MarioLiebisch commented 6 months ago

Unless I misinterpreted the suggestion, that's even a potentially dangerous workaround. Overriding the submitted header will just fake the expected header, essentially breaking the whole CSRF concept here. And even then it won't necessarily help in all instances.

imwhatiam commented 6 months ago

Solution mentioned in this issue is editing CSRF_TRUSTED_ORIGINS in seahub_settings.py, but in FAQ it is by editing nginx/conf/seafile.nginx.conf. Both works actually,

Yes, both solutions can solve this problem, but we recommend changing the nginx configuration. Because if users use a custom port, changing the CSRF_TRUSTED_ORIGINS configuration will not pass the custom port to Seahub, which can cause problems with some features, such as CAS.

but neither or those is a proper solution for seafile-docker.

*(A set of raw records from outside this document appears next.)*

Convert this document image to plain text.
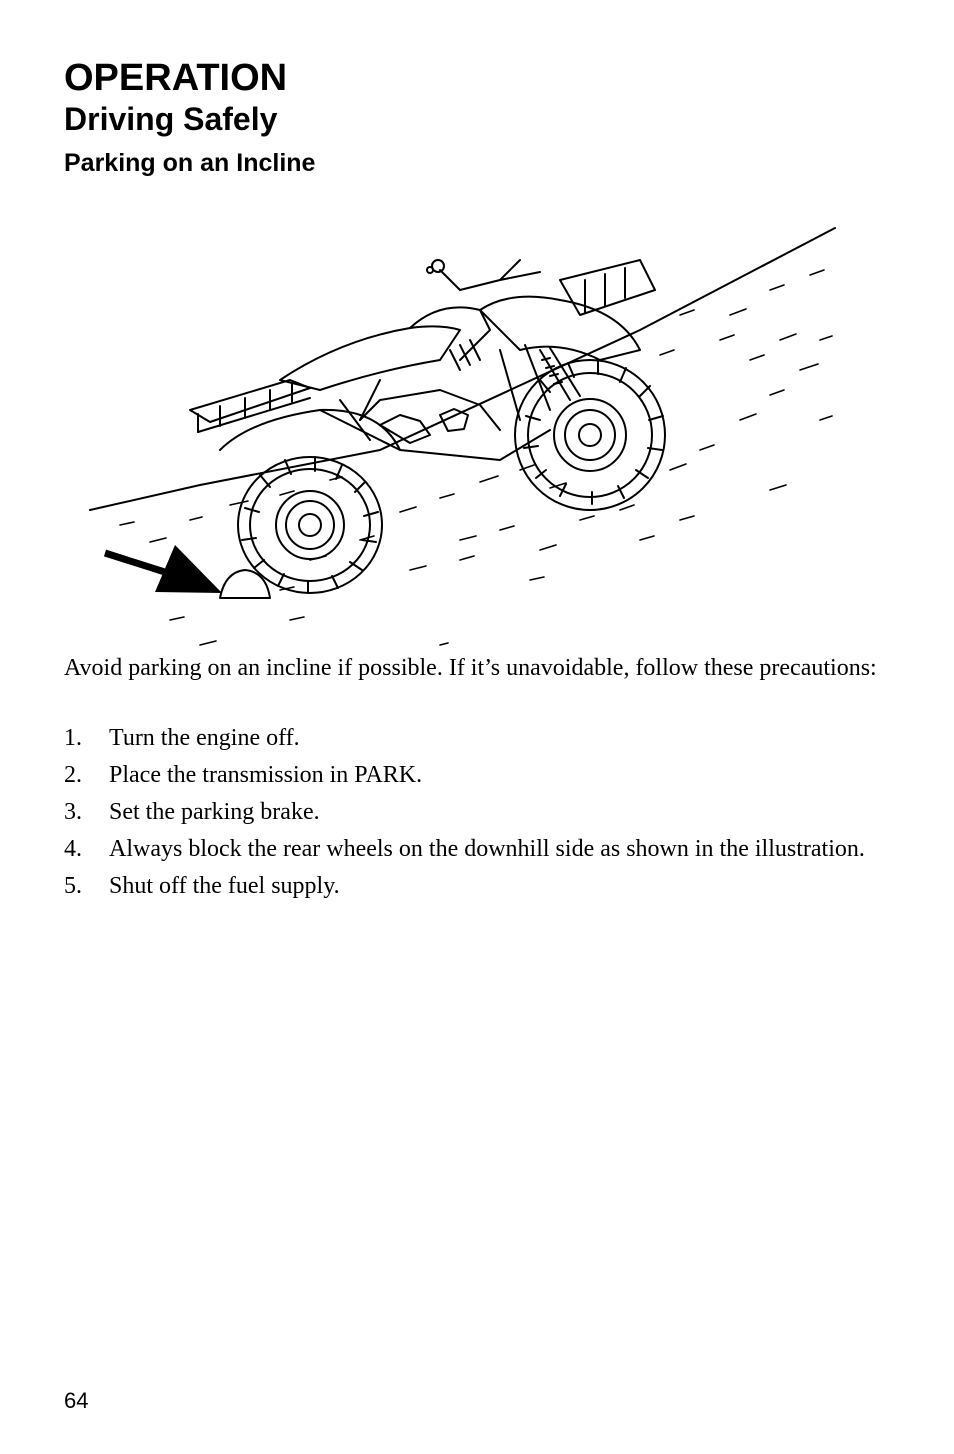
OPERATION
Driving Safely
Parking on an Incline

Avoid parking on an incline if possible. If it’s unavoidable, follow these precautions:

1.	Turn the engine off.
2.	Place the transmission in PARK.
3.	Set the parking brake.
4.	Always block the rear wheels on the downhill side as shown in the illustration.
5.	Shut off the fuel supply.
64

I would expect a settings (and documentation of course) that one can set in his docker-compose.yaml file to solve it forever and for everybody.

The Seafile docker deployment method we provide only supports the standard deployment, which uses the default ports 80 or 443. If users have their own custom requirements, they need to make some changes to the Seafile docker themselves.

freeplant commented 6 months ago

After more investigation, we think the correct solution is as following:

If you modify the port mapping to 20080, the origin field received by Django become http{s}://{ip_or_domain}:20080, and the host field received by Django is {ip_or_domain}, without the custom port. This mismatch results in a CSRF error.

However, in the original HTTP request sent by the browser, the origin and host fields are both http{s}://{ip_or_domain}:20080 . The mismatch is caused by the wrong Nginx setting in our Docker image.

You can correct it by changing Nginx config to the following:

 location / {
        ...
        proxy_set_header Host $http_host;
        ....

The old one is proxy_set_header Host $host;, which does not pass the port part to Django.